Another example is the "Recommended Diary" box for Daily Kos. That's been almost utterly taken over by large campaigns and interest groups with the power to "get out the vote". You can tell they aren't legit because a bunch of Recommends appear all at once, and they are from user IDs that don't show up anywhere else.
I'm sure any social media site that becomes sufficiently popular to claim to be attracting millions of eyeballs will be subject to this same manipulation - whether for glory or profit.
My confidence in social media would improve a great deal if there were an active effort to identify and discourage gang warfare. For instance, algorithms can identify when people seem to be voting in blocs, and provide some sort of disincentive (perhaps a "reputation point hit") for doing so?
Oey just to be fair though, not all digg users like that, it was just a bunch of them, everyone else is like; hey don't do that!
Good for those Digg fans sticking up for digg: China (gov't) has no respect for international laws, patents, etc. they allow their citizens to clone everything and pay no royalties. Haha, trashing the site was the only recourse, no?

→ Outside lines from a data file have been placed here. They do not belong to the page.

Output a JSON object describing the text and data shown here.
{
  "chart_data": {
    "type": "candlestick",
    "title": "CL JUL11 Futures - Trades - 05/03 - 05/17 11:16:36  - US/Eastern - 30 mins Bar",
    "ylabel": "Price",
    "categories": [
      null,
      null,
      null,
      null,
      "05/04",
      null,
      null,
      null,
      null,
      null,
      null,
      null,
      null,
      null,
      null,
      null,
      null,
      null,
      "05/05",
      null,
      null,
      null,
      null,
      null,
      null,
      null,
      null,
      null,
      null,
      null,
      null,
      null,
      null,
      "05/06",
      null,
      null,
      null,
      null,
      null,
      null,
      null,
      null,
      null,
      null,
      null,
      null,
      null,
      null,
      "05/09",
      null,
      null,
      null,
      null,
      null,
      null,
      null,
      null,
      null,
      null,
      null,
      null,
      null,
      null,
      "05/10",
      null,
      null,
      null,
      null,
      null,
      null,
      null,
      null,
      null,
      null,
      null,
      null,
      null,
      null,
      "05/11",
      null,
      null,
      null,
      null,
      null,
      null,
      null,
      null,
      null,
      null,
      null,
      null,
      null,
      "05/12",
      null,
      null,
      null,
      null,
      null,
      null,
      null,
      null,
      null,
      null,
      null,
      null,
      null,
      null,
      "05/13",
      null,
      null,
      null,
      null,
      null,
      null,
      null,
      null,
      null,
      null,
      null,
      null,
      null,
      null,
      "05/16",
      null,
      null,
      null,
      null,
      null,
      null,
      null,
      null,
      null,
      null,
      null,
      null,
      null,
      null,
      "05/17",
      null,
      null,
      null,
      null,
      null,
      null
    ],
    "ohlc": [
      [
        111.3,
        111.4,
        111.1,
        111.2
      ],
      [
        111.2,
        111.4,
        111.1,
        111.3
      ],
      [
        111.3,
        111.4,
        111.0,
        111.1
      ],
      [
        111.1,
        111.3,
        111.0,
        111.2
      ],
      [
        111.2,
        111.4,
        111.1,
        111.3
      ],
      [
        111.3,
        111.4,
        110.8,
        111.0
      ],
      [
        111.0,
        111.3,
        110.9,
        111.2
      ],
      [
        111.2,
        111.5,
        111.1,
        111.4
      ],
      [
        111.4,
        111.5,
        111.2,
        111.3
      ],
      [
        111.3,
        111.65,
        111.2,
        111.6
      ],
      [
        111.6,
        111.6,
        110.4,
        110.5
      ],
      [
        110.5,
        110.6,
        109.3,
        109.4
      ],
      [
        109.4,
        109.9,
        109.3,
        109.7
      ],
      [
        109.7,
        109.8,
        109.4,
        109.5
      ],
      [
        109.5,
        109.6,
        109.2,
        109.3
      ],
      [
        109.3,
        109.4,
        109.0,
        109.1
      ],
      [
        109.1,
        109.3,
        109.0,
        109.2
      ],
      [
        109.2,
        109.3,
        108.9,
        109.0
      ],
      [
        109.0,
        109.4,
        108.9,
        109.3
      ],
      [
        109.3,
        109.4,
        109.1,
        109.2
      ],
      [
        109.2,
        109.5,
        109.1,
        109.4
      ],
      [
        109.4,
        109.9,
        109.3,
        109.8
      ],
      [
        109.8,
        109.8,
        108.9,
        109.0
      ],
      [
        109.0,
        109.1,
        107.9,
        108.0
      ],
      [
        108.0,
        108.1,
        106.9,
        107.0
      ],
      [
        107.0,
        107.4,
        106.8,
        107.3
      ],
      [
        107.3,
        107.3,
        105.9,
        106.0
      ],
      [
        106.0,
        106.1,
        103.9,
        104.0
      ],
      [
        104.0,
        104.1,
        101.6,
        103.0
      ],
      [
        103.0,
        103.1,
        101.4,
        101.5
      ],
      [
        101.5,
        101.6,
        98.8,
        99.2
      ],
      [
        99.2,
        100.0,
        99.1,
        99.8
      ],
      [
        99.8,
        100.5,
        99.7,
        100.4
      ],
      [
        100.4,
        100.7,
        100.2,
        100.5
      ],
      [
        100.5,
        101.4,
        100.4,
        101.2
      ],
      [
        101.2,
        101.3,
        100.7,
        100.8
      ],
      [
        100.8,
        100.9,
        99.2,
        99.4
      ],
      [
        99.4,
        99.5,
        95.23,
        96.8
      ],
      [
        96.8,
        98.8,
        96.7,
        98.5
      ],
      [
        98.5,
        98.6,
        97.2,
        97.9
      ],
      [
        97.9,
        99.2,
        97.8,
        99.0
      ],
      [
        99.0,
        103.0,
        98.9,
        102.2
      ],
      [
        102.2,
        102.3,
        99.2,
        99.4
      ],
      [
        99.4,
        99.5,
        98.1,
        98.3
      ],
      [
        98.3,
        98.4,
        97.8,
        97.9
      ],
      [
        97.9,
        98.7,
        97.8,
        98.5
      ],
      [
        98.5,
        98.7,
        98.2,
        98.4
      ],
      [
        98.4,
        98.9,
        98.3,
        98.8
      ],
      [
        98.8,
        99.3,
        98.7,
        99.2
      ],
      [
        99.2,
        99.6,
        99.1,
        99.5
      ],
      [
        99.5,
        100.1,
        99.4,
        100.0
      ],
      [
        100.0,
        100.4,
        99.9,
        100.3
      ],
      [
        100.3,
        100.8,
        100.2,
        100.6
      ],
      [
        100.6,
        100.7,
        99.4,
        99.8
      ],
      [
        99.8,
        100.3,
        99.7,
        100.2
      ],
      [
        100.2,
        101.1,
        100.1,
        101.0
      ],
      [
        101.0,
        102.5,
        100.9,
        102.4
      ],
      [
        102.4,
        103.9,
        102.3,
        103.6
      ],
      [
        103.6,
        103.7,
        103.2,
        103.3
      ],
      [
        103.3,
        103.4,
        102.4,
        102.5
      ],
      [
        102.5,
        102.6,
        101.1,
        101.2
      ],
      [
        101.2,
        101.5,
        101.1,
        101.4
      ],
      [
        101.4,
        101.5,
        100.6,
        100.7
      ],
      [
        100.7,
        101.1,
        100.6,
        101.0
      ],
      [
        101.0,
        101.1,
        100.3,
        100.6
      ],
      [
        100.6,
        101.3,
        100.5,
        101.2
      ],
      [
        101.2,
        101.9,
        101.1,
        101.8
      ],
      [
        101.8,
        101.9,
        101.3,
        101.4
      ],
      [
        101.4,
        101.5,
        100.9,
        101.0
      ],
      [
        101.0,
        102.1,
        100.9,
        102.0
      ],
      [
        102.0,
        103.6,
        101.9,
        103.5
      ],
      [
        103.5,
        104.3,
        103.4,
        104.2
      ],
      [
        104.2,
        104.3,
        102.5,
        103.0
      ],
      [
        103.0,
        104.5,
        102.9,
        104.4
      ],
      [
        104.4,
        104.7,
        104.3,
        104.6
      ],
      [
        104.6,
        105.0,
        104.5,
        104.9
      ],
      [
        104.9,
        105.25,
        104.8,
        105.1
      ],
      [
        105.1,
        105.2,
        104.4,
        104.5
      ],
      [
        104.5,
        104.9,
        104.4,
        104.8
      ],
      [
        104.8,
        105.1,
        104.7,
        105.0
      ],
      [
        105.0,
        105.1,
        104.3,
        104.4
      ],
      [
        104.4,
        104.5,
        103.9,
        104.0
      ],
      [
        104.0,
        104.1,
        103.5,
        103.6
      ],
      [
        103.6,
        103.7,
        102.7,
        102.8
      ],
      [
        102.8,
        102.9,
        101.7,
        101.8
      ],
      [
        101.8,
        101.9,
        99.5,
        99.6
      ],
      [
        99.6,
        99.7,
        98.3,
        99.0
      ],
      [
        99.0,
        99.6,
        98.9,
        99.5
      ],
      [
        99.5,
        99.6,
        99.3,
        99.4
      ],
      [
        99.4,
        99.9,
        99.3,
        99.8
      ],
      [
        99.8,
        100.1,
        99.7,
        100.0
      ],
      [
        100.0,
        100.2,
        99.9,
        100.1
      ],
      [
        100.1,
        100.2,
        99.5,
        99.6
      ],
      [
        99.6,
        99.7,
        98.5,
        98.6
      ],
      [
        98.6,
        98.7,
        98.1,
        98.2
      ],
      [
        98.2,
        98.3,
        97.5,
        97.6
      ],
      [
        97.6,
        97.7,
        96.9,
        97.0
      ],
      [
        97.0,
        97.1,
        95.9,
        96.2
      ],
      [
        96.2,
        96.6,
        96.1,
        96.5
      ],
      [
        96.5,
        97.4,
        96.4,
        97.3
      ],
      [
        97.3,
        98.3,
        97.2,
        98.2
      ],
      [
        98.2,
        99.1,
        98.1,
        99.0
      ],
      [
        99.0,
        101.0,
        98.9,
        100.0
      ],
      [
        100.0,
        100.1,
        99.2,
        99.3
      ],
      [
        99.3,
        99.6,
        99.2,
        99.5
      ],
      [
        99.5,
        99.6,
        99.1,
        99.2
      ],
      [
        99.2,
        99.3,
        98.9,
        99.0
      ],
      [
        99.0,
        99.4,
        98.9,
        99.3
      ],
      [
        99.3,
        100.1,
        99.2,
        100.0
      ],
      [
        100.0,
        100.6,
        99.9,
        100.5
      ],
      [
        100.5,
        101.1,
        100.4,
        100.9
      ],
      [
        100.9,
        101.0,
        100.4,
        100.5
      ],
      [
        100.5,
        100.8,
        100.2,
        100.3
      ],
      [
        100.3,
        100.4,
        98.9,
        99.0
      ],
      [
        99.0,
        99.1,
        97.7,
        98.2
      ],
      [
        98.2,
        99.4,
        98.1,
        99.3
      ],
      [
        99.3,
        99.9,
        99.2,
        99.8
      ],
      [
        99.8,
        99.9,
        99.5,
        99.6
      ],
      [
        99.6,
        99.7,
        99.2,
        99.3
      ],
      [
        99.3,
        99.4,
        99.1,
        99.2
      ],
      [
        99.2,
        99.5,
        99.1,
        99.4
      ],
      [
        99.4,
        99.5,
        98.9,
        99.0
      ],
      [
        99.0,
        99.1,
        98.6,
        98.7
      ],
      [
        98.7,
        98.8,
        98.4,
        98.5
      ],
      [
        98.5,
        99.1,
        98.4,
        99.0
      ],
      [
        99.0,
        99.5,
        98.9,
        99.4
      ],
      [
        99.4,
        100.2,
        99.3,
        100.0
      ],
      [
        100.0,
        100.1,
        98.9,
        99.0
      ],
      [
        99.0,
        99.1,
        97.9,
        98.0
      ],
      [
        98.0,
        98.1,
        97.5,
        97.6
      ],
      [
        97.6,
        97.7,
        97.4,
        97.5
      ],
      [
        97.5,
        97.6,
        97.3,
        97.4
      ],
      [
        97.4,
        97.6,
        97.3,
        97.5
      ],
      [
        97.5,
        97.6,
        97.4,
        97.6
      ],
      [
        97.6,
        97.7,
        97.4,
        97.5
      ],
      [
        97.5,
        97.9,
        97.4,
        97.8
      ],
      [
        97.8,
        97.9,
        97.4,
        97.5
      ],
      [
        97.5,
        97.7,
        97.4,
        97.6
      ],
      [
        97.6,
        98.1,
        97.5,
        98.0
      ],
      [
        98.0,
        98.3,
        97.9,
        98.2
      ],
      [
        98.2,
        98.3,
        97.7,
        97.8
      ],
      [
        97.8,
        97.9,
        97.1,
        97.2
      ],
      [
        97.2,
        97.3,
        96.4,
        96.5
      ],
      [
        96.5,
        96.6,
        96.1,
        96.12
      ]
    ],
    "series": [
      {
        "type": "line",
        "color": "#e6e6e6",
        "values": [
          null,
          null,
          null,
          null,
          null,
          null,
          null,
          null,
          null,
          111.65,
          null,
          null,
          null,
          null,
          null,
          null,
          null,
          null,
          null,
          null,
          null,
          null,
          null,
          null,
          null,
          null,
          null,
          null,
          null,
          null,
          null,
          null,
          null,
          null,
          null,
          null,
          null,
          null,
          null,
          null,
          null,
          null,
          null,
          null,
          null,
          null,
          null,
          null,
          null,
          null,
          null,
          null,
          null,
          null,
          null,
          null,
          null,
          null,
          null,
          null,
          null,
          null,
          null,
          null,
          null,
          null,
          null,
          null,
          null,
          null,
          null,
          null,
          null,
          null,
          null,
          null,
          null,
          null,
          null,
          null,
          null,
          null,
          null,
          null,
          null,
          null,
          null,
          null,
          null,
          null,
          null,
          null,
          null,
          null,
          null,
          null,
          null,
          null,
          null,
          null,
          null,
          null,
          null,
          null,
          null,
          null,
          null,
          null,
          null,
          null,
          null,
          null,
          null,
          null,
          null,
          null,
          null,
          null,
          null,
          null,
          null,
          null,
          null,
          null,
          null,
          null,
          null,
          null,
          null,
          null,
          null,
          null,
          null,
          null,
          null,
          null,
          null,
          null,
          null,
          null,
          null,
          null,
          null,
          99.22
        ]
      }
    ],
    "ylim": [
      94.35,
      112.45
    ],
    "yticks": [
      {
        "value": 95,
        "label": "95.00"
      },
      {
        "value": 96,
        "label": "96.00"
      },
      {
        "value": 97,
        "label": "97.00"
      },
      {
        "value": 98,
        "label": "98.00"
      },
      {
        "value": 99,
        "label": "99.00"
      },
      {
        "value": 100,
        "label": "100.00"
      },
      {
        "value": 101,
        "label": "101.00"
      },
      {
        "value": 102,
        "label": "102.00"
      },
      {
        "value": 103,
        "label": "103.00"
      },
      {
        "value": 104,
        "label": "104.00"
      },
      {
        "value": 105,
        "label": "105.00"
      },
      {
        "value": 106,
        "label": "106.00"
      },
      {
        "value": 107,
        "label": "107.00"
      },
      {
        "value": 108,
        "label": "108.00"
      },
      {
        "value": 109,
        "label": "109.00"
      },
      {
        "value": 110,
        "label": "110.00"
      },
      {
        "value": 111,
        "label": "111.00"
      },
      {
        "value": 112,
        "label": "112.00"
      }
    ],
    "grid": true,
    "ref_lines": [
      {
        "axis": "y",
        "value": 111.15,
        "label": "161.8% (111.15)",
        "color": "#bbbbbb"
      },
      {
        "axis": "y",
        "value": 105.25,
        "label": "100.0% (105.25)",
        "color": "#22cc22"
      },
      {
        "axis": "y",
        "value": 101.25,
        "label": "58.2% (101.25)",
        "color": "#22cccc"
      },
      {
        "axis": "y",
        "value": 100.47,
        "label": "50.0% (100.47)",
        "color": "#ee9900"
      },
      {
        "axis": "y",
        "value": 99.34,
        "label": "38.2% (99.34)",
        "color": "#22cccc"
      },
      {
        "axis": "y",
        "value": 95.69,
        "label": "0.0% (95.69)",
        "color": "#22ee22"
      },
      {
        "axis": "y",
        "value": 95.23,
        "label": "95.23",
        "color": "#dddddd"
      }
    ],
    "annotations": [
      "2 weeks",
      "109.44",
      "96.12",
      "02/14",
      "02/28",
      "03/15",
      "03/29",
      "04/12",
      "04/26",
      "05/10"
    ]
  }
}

I'm all for protecting IP and this is not an editorial defending China. Two wrongs don't make a right. In all forms racism is wrong, and unacceptable. Punishments should be swift and hard.
www.diggtr.com is the place to share your favorites and to communicate with others that share your interests.You are the editor and if your story is popular it will be published on the front page.











Webber says:
3 years ago
Thanks. It's referenced in bullet point #4 above in the chain of events.